17. Il est constant que M. A… a fait l’objet, le 6 avril 2026, d’une décision portant obligation de quitter le territoire français, sans délai de départ volontaire. En se bornant à faire valoir qu’il est le père de quatre enfants de nationalité française et qu’il risque d’être séparé de ces derniers pendant une longue période, le requérant n’établit pas que son éloignement ne demeurerait pas une perspective raisonnable. Par suite, M. A… n’est pas fondé à soutenir que l’arrêté en litige est entaché d’une erreur de droit et d’une erreur manifeste d’appréciation au regard des dispositions de l’article L. 731-1 du code de l’entrée et du séjour des étrangers et du droit d’asile.
18. En dernier lieu, compte tenu de la portée de l’arrêté attaqué et des motifs qui le fondent, M. A… n’est pas fondé à soutenir que celui-ci a porté une atteinte disproportionnée au droit au respect de sa vie privée et familiale ou à l’intérêt supérieur de ses enfants. Par suite, les moyens tirés de la méconnaissance des stipulations de l’article 8 de la convention européenne de sauvegarde des droits de l’homme et des libertés fondamentales et du premier paragraphe de l’article 3 de la convention internationale relative aux droits de l’enfant doivent être écartés.

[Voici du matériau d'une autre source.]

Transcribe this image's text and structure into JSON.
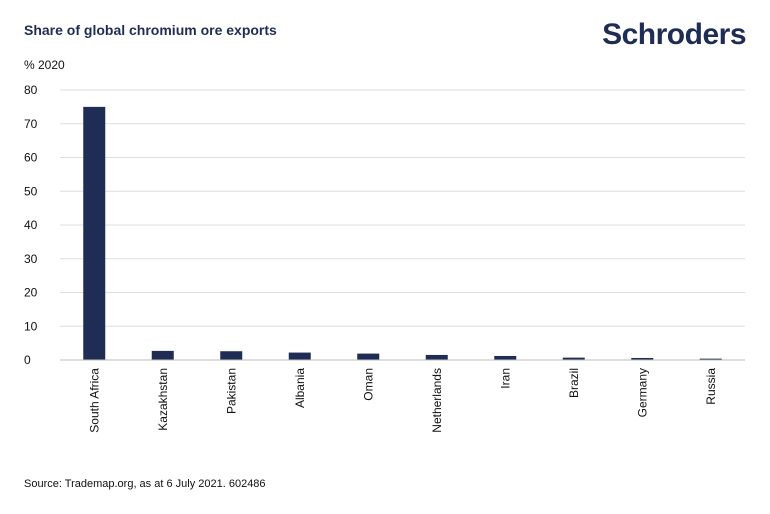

19. Il résulte de tout ce qui précède que les requêtes de M. A… doivent être rejetées en toutes leurs conclusions.
D E C I D E :
Article 1er : Les requêtes de M. A… sont rejetées.
Article 2 : Le présent jugement sera notifié à M. B… A…, à Me Lietavova, au préfet de Maine-et-Loire et au préfet de la Loire-Atlantique.
Rendu public par mise à disposition au greffe le 15 juin 2026.
Le magistrat désigné,
M. Sarda
La greffière,
L. Lécuyer
La République mande et ordonne au préfet de Maine-et-Loire et au préfet de la Loire-Atlantique en ce qui les concerne ou à tous commissaires de justice à ce requis en ce qui concerne les voies de droit commun contre les parties privées, de pourvoir à l’exécution de la présente décision.